To some, Kentucky’s court system may seem like a giant maze. They know there is a beginning and an end, but how cases flow through the system is somewhat confusing. The next four columns will discuss Kentucky’s courts and their structures.

Kentucky’s court system was transformed in 1975, making it one of the nation’s most innovative. The restructuring unified the system for both court and administration operations; it also created the Court of Justice as an independent branch of government, separate from the executive and legislative branches, and also separate from county and city governments.

In broad terms, Kentucky has two trial levels: district and circuit courts, both of which hear cases for the first time and have juries present. There also are two appellate levels: the intermediate Court of Appeals and the Supreme Court, which hear cases that have already been tried in lower courts.

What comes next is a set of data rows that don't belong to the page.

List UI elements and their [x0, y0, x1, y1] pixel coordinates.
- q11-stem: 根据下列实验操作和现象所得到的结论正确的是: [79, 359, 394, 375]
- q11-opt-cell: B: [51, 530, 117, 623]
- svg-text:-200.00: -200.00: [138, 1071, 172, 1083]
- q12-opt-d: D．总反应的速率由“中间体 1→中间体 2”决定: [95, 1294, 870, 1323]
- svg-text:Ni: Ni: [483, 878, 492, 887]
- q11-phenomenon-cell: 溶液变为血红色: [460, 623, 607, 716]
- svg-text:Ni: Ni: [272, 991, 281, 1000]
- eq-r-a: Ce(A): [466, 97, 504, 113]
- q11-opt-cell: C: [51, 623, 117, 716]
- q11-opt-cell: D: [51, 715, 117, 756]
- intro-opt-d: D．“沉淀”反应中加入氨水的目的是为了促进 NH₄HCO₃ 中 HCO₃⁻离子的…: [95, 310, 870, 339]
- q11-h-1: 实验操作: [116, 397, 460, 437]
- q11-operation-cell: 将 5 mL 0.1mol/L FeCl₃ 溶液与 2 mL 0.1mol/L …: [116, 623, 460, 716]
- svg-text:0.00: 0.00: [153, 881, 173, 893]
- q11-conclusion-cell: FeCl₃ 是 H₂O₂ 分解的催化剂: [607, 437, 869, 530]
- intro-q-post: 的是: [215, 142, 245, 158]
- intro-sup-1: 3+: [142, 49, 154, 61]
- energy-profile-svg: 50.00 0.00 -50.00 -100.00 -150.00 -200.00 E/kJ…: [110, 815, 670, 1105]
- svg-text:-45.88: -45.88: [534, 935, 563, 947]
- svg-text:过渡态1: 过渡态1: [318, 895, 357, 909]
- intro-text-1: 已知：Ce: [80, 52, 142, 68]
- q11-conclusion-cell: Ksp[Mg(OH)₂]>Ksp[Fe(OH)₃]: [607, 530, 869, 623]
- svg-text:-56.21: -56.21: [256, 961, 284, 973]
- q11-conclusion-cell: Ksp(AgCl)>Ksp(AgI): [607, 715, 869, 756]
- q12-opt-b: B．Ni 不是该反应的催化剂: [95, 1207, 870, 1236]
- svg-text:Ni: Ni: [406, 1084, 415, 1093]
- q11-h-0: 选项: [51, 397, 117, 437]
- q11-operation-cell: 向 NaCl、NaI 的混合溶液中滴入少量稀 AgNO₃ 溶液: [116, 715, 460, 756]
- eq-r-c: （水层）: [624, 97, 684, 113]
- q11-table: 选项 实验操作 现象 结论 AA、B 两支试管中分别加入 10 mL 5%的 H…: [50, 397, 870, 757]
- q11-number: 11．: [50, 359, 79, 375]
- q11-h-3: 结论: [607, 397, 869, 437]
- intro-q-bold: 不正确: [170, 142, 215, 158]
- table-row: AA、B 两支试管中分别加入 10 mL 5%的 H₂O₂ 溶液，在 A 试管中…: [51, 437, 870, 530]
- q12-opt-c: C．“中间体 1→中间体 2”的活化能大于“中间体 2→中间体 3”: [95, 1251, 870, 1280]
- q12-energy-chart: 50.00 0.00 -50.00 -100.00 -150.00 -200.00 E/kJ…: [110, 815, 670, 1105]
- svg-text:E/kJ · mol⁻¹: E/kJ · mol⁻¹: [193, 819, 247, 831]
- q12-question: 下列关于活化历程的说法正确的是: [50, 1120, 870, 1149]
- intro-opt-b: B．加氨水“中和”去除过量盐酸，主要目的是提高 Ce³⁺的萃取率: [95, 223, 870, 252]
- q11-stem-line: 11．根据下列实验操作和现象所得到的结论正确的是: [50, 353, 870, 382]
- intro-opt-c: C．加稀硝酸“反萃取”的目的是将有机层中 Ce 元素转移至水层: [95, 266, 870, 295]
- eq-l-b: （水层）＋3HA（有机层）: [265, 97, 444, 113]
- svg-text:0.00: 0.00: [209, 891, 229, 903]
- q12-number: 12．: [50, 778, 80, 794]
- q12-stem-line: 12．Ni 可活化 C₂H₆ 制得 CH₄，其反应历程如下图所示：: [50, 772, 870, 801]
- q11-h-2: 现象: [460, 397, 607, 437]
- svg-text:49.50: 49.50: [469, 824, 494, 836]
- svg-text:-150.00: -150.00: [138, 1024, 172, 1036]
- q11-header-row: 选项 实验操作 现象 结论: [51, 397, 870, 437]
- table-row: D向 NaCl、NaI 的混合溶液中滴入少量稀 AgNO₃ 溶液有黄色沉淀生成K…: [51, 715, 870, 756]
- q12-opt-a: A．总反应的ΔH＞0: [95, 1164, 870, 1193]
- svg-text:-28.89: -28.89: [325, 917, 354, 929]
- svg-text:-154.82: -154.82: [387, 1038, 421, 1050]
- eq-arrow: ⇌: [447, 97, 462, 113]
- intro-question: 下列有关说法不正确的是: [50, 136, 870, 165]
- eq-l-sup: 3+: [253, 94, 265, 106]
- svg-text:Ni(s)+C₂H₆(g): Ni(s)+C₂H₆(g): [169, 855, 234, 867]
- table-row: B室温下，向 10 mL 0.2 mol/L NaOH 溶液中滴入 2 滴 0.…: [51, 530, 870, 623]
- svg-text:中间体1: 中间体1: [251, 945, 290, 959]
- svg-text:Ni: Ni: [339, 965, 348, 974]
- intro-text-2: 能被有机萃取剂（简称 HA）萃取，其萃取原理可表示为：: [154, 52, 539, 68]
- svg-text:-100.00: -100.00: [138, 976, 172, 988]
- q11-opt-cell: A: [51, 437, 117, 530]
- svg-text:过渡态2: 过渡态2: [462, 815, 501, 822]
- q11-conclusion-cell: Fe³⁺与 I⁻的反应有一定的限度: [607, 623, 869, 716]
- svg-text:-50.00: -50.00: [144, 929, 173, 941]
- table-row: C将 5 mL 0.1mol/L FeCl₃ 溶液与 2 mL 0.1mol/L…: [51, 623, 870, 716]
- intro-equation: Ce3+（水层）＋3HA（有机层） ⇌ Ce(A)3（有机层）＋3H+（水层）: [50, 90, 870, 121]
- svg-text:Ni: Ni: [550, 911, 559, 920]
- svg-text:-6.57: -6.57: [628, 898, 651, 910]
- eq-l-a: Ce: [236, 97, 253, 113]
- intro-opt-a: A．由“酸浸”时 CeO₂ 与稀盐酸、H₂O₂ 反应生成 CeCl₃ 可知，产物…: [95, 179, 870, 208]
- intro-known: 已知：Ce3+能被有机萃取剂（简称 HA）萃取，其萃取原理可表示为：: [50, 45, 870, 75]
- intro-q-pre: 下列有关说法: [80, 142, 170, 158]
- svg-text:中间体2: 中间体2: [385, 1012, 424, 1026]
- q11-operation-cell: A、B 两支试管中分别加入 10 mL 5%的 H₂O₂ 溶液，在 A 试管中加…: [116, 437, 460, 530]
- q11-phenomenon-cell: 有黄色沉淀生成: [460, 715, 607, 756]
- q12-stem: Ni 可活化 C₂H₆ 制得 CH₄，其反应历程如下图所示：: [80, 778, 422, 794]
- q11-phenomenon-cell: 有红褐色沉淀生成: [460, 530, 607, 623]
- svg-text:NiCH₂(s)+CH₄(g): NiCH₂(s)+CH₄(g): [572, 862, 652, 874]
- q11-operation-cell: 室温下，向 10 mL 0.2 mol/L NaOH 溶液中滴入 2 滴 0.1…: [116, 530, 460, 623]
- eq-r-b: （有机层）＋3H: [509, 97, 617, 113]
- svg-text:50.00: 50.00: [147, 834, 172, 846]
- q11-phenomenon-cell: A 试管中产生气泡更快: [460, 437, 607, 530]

This column will focus on district court, which is the point of entry for most people in Kentucky’s judicial system.

District court, which is held every county in Kentucky, is the busiest of all courts. In fiscal year 2006, more than 813,000 cases were filed in district courts across Kentucky
Traffic offenses make up the majority of cases. Traffic offenses include speeding, passing stopped school bus, driving overweight trucks, failure to have liability insurance, inadequate vehicle registration, DUIs, driving recklessly, failure to stop at traffic lights and stop signs, and other driving citations.

Other cases heard in district court include drug offenses (unless the district has a drug court), theft (less than $300), cold checks (theft by deception), domestic violence, city and county ordinances violations, and Class A misdemeanors. In Class A misdemeanors, the offender may receive a fine of up to $500 and up to 12 months in jail if convicted.

In addition to adult criminal cases, juvenile matters are handled in district court, or in juvenile court, which is a division of district court. Cases involving children under age 18 are heard in this court, including delinquency, dependency, neglect and abuse, truancy, and misdemeanors and felonies. More serious felonies are heard in circuit court.

In addition to juvenile matters and criminal cases, district court hears cases in regard to small claims, guardianship, and voluntary and involuntary commitments.

With the exception of civil matters, county attorneys handle virtually all cases in district court. District judges hear all cases in district court.

District court has six-member juries. In order to render a verdict, the jury must reach a unanimous decision in criminal cases. In civil cases, a five-sixths majority is required.